Saturday 13 October 2012

PPPoE and obscure packet dropping (some websites not working)...

I have been having a mare with packets just disappearing or packets being marked as invalid and dropped, then resulting in established and related packets being dropped in response to mangled requests.  I spent ages trying to debug this, logging anything and everything with iptables log rules.  I couldn't determine what on earth was going on, until I started reading about MSS exceeding the MTU of 1500 set by the ISP.  This is only apparent with large amounts of data and even more apparent on devices connecting from behind the firewall, with mangling going on.  Essentially, it boils down to packets being mangled, increasing the segment size, which eventually leads to a packet that exceeds the MTU when the ISP reroutes it.  At the firwall level, the packet is fine and fits just within the 1500 limit.  Proposed solutions seem to be centred around adjusting the PPPoE interface MTU to something that would not exceed the limit of 1500 when mangled.  This is a good idea to have set.  For me, I modified my PPP configuration and changed the MTU:

$ sed -i.bak 's/^mtu [0-9]\+$/mtu 1454/' /etc/ppp/peers/dsl-provider

This is not always guaranteed to work alone though, as I found out.  This is because you don't know what additional mangling is going on at the ISP's end.  In the end, I started reading the iptables man page for the 3.4 kernel I am running.  I found something very interesting...


TCPMSS
       This target allows to alter the MSS value of TCP SYN packets, to control the maximum size for that connection (usually limiting it to your  outgoing  inter-
       face's MTU minus 40 for IPv4 or 60 for IPv6, respectively).  Of course, it can only be used in conjunction with -p tcp.

       This  target is used to overcome criminally braindead ISPs or servers which block "ICMP Fragmentation Needed" or "ICMPv6 Packet Too Big" packets.  The symp-
       toms of this problem are that everything works fine from your Linux firewall/router, but machines behind it can never exchange large packets:
        1) Web browsers connect, then hang with no data received.
        2) Small mail works fine, but large emails hang.
        3) ssh works fine, but scp hangs after initial handshaking.
       Workaround: activate this option and add a rule to your firewall configuration like:

               iptables -t mangle -A FORWARD -p tcp --tcp-flags SYN,RST SYN
                           -j TCPMSS --clamp-mss-to-pmtu

       --set-mss value
              Explicitly sets MSS option to specified value.
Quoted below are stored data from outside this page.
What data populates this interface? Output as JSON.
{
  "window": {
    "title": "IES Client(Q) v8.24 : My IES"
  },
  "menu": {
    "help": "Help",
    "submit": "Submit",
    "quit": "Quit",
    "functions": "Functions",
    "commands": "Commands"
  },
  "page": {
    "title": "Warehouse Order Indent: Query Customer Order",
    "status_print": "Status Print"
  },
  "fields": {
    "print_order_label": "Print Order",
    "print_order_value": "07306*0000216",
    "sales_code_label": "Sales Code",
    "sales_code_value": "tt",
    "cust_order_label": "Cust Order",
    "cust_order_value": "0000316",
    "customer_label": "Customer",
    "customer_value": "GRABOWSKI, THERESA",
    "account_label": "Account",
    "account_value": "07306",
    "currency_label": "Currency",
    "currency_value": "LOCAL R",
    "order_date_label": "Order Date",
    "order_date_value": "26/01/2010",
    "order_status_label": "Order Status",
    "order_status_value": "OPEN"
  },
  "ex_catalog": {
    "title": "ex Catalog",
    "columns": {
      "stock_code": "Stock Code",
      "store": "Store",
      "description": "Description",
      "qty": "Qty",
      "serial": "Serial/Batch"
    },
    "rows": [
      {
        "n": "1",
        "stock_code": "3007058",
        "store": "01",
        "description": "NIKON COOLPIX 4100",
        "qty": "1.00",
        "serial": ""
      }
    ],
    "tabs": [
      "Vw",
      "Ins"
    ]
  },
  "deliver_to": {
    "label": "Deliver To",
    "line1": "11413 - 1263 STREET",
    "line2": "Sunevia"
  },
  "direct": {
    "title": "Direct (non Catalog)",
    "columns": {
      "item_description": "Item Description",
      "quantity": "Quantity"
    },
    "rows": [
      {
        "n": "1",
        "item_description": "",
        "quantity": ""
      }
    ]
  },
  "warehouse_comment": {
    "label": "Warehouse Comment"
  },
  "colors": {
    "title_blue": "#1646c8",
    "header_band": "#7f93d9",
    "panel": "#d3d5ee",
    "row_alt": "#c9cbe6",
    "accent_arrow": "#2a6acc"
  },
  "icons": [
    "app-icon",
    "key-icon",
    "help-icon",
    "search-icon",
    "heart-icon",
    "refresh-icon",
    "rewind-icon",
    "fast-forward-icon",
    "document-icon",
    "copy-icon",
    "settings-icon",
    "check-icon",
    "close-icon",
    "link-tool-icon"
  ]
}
If the MSS of the packet is already lower than value, it will not  be  increased  (from  Linux  2.6.25
              onwards) to avoid more problems with hosts relying on a proper MSS.
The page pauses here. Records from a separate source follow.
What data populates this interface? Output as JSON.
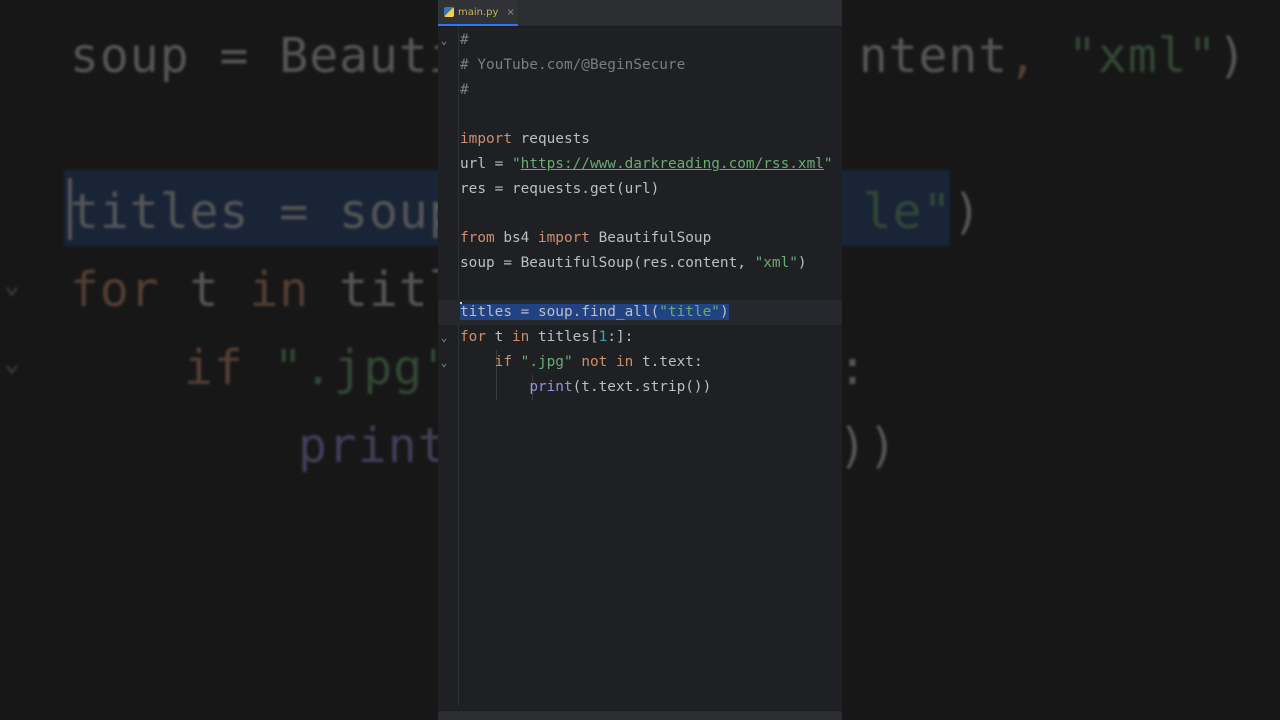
{
  "tab": {
    "label": "main.py",
    "close": "×"
  },
  "code": {
    "comment_hash": "#",
    "comment_youtube": "# YouTube.com/@BeginSecure",
    "kw_import": "import",
    "mod_requests": " requests",
    "url_var": "url = ",
    "quote": "\"",
    "url_value": "https://www.darkreading.com/rss.xml",
    "res_line": "res = requests.get(url)",
    "kw_from": "from",
    "mod_bs4": " bs4 ",
    "name_beautifulsoup": " BeautifulSoup",
    "soup_pre": "soup = BeautifulSoup(res.content, ",
    "str_xml": "\"xml\"",
    "close_paren": ")",
    "titles_pre": "titles = soup.find_all(",
    "str_title": "\"title\"",
    "kw_for": "for",
    "for_t": " t ",
    "kw_in": "in",
    "titles_ref": " titles[",
    "num_one": "1",
    "slice_end": ":]:",
    "indent1": "    ",
    "kw_if": "if",
    "space": " ",
    "str_jpg": "\".jpg\"",
    "kw_not": "not",
    "t_text": " t.text:",
    "indent2": "        ",
    "bi_print": "print",
    "print_args": "(t.text.strip())"
  },
  "background": {
    "line1_pre": "soup = Beauti",
    "line1_post_a": "ntent",
    "line1_comma": ", ",
    "line1_xml": "\"xml\"",
    "line1_paren": ")",
    "line2_pre": "titles = soup",
    "line2_str": "le\"",
    "line2_paren": ")",
    "line3_for": "for",
    "line3_t": " t ",
    "line3_in": "in",
    "line3_rest": " titl",
    "line4_if": "if",
    "line4_jpg": " \".jpg\"",
    "line4_colon": ":",
    "line5_print": "print",
    "line5_paren": "))",
    "chevron": "⌄"
  },
  "colors": {
    "keyword": "#cf8e6d",
    "string": "#6aab73",
    "comment": "#7a7e85",
    "number": "#2aacb8",
    "builtin": "#9b8fdc",
    "selection": "#214283"
  }
}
       --clamp-mss-to-pmtu
              Automatically  clamp  MSS  value  to (path_MTU - 40 for IPv4; -60 for IPv6).  This may not function as desired where asymmetric routes with differing
              path MTU exist -- the kernel uses the path MTU which it would use to send packets from itself to the source and destination IP  addresses.  Prior  to
              Linux  2.6.25,  only  the  path MTU to the destination IP address was considered by this option; subsequent kernels also consider the path MTU to the
              source IP address.

       These options are mutually exclusive.
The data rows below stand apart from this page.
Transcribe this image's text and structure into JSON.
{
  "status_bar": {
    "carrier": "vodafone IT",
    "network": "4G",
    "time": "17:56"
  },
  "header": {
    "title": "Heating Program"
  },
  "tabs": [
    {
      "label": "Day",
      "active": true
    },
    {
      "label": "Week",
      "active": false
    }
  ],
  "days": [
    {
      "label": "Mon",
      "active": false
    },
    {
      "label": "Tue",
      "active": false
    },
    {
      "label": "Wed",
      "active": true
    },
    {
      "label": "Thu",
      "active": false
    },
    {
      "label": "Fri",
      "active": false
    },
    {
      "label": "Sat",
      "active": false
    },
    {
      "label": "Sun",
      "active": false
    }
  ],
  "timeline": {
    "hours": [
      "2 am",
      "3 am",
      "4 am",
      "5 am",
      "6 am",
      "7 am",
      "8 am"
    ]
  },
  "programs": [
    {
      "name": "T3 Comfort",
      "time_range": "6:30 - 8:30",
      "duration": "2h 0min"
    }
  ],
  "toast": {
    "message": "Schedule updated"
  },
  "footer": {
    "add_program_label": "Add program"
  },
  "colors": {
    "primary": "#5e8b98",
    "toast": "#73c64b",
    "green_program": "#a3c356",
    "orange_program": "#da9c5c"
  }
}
So I wasn't going mad after all and it does appear to be a widely known issue.  So I gave it a try...

-A FORWARD -p tcp --tcp-flags SYN,RST SYN -j LOG --log-prefix "CLAMP-MSS-TO-PMTU" --log-tcp-options --log-ip-options --log-level 7
-A FORWARD -p tcp --tcp-flags SYN,RST SYN -j TCPMSS --clamp-mss-to-pmtu

I am only specifying the LOG action here to ensure that it works.  Indeed it does.  After enabling it, I instantly started seeing entries appear in the logs and all the websites that weren't previously accessible  suddenly started working.  I don't need to explain why this works, since it's explained enough in the above manual excerpt.  But if you share my blight, then hopefully this helps you too!